Qualche anno fa ero capitato nella sua casa a Sant’Anastasia, in un vicoletto nei pressi di Casamiranda. Definirla ‘casa’ è anche troppo: si tratta di una stanzetta con un lettuccio, alcune sue cose e l’immagine che lo accompagnò per tutta la vita: una madonnina con le braccia incrociate sul petto: è la Madonna della Purità. Di quella visita mi rimase il dono di un’immaginetta che lo ritrae proprio mentre prega inginocchiato davanti a quel quadro: il venerabile Francesco Maria Castelli, incoronato Beato dalla pietà popolare del suo paese d’origine.
Pochi giorni fa il ‘santino’ devozionale rispunta da un libro, e lo rileggo con rinnovata gioia. Francesco, figlio di un marchese, era entrato giovanissimo al Collegio di San Carlo alle Mortelle di Napoli, e aveva preso i voti come barnabita, ammalandosi però subito di tubercolosi. Nonostante tutto, già in odore di santità, ogni volta che lasciava per qualche ora il convento tutti dicevano di lui “è uscito il sole!”. Aggravatosi, il 18 settembre 1771, ormai allo stremo delle forze, fu riportato nella sua stanza a Sant’Anastasia, ove morì a soli diciannove anni. Sul retro del ‘santino’ leggo che i suoi resti furono condotti a Napoli, ove riposano nella Chiesa di Santa Maria di Caravaggio, a Piazza Dante. Allora decido di andarci, in questa chiesa, ma sbaglio e vado nell’altra, dove mi accoglie un duplicato del celebre affresco della Madonna dell’Arco. Torno a piazza Dante un altro giorno, e vedo finalmente la cappella dedicata a Francesco Maria Castelli. Raccolgo un’altra immaginetta, più semplice, dove è citata la devozione alla Madonna della Purità, che le fonti fanno risalire a un quadro ospitato a Napoli, nella Basilica di San Paolo Maggiore, ma che è rappresentata in modo diverso da quella cui era devoto Francesco.

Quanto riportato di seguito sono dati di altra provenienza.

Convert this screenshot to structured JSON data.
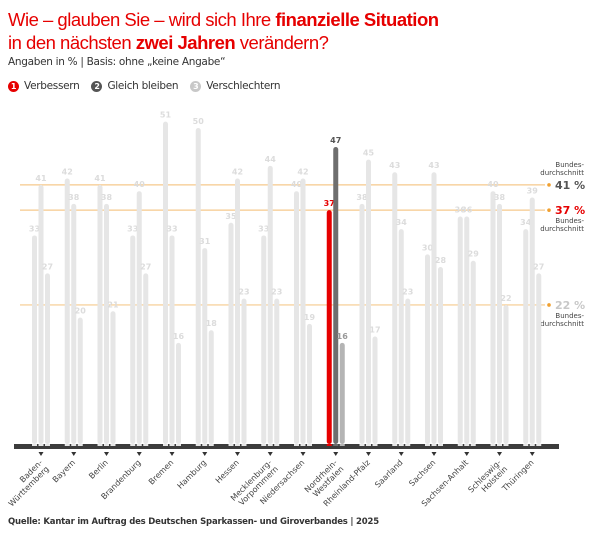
{
  "header": {
    "title_parts": [
      {
        "text": "Wie – glauben Sie – wird sich Ihre ",
        "bold": false
      },
      {
        "text": "finanzielle Situation",
        "bold": true
      },
      {
        "text": "\nin den nächsten ",
        "bold": false
      },
      {
        "text": "zwei Jahren",
        "bold": true
      },
      {
        "text": " verändern?",
        "bold": false
      }
    ],
    "subtitle": "Angaben in % | Basis: ohne „keine Angabe“"
  },
  "legend": [
    {
      "num": "1",
      "label": "Verbessern",
      "color": "#e60000"
    },
    {
      "num": "2",
      "label": "Gleich bleiben",
      "color": "#555555"
    },
    {
      "num": "3",
      "label": "Verschlechtern",
      "color": "#c8c8c8"
    }
  ],
  "source": "Quelle: Kantar im Auftrag des Deutschen Sparkassen- und Giroverbandes | 2025",
  "colors": {
    "accent": "#e60000",
    "bar_default": "#e6e6e6",
    "label_default": "#dcdcdc",
    "highlight_1": "#e60000",
    "highlight_2": "#6e6e6e",
    "highlight_3": "#b4b4b4",
    "reference_line": "#f5c98c",
    "reference_dot": "#f0a030",
    "baseline": "#3c3c3c"
  },
  "chart_data": {
    "type": "bar",
    "title": "Wie – glauben Sie – wird sich Ihre finanzielle Situation in den nächsten zwei Jahren verändern?",
    "subtitle": "Angaben in % | Basis: ohne „keine Angabe“",
    "xlabel": "",
    "ylabel": "",
    "ylim": [
      0,
      51
    ],
    "grid": false,
    "legend_position": "top-left",
    "highlighted_category": "Nordrhein-Westfalen",
    "categories": [
      "Baden-Württemberg",
      "Bayern",
      "Berlin",
      "Brandenburg",
      "Bremen",
      "Hamburg",
      "Hessen",
      "Mecklenburg-Vorpommern",
      "Niedersachsen",
      "Nordrhein-Westfalen",
      "Rheinland-Pfalz",
      "Saarland",
      "Sachsen",
      "Sachsen-Anhalt",
      "Schleswig-Holstein",
      "Thüringen"
    ],
    "category_labels": [
      [
        "Baden-",
        "Württemberg"
      ],
      [
        "Bayern"
      ],
      [
        "Berlin"
      ],
      [
        "Brandenburg"
      ],
      [
        "Bremen"
      ],
      [
        "Hamburg"
      ],
      [
        "Hessen"
      ],
      [
        "Mecklenburg-",
        "Vorpommern"
      ],
      [
        "Niedersachsen"
      ],
      [
        "Nordrhein-",
        "Westfalen"
      ],
      [
        "Rheinland-Pfalz"
      ],
      [
        "Saarland"
      ],
      [
        "Sachsen"
      ],
      [
        "Sachsen-Anhalt"
      ],
      [
        "Schleswig-",
        "Holstein"
      ],
      [
        "Thüringen"
      ]
    ],
    "series": [
      {
        "name": "Verbessern",
        "values": [
          33,
          42,
          41,
          33,
          51,
          50,
          35,
          33,
          40,
          37,
          38,
          43,
          30,
          36,
          40,
          34
        ]
      },
      {
        "name": "Gleich bleiben",
        "values": [
          41,
          38,
          38,
          40,
          33,
          31,
          42,
          44,
          42,
          47,
          45,
          34,
          43,
          36,
          38,
          39
        ]
      },
      {
        "name": "Verschlechtern",
        "values": [
          27,
          20,
          21,
          27,
          16,
          18,
          23,
          23,
          19,
          16,
          17,
          23,
          28,
          29,
          22,
          27
        ]
      }
    ],
    "reference_lines": [
      {
        "value": 41,
        "label": "41 %",
        "caption": "Bundes-\ndurchschnitt",
        "caption_position": "above",
        "color": "#555555"
      },
      {
        "value": 37,
        "label": "37 %",
        "caption": "Bundes-\ndurchschnitt",
        "caption_position": "below",
        "color": "#e60000"
      },
      {
        "value": 22,
        "label": "22 %",
        "caption": "Bundes-\ndurchschnitt",
        "caption_position": "below",
        "color": "#c8c8c8"
      }
    ]
  }
}
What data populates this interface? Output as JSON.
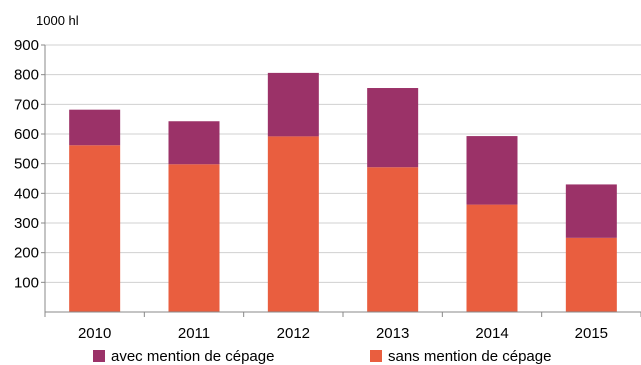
{
  "chart_data": {
    "type": "bar",
    "stacked": true,
    "ylabel": "1000 hl",
    "categories": [
      "2010",
      "2011",
      "2012",
      "2013",
      "2014",
      "2015"
    ],
    "series": [
      {
        "name": "sans mention de cépage",
        "color": "#E95E3F",
        "values": [
          562,
          498,
          592,
          488,
          362,
          250
        ]
      },
      {
        "name": "avec mention de cépage",
        "color": "#9B3268",
        "values": [
          120,
          145,
          214,
          267,
          231,
          180
        ]
      }
    ],
    "ylim": [
      0,
      900
    ],
    "yticks": [
      100,
      200,
      300,
      400,
      500,
      600,
      700,
      800,
      900
    ],
    "grid": true,
    "legend_position": "bottom",
    "legend_order": [
      "avec mention de cépage",
      "sans mention de cépage"
    ]
  }
}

Passa circa un mese. Un giorno prendo la vesuviana, e andando per vicoli spunto nei pressi della Chiesa di Sant’Eligio, nota come Sant’Arcangelo agli Armieri. Solitamente è chiusa, ma stavolta vedo che il portone d’ingresso è aperto. Entro, e all’ingresso, sulla panca destinata a propiziare le offerte, trovo varie immagini e una sola cartolina: è la Madonna della Purità, come rappresentata nell’immaginetta di Francesco. Faccio l’offerta e prendo la cartolina. La giro e leggo che quel dipinto è proprio lì, nella Chiesa di Sant’Eligio! Lo cerco e lo trovo in una cappella al lato destro dell’altare maggiore. C’è solo quell’immagine, attorniata da gigli, simboli della purezza. Di una purezza il cui senso si fa però ampio, perché la vera purezza è spazio del sentire e dell’accogliere. Rientro la sera a casa. Cerco altre notizie e scopro che quell’immagine semplice ha raccolto la devozione dei napoletani, e generato tanti prodigi. La colloco al fianco di Francesco Maria Castelli: è il 24 novembre, e la festa della madonnina è occorsa pochi giorni prima: il 18.
Mi interrogo a lungo sul caso e sul senso profondo delle cose, che a noi sfugge.
Il giorno dopo, il 25, a piazza Dante vengo violentemente investito da una moto. In tasca ho l’immagine di Francesco e quella della Madonna dell’Arco. Ne esco malconcio, ma vivo.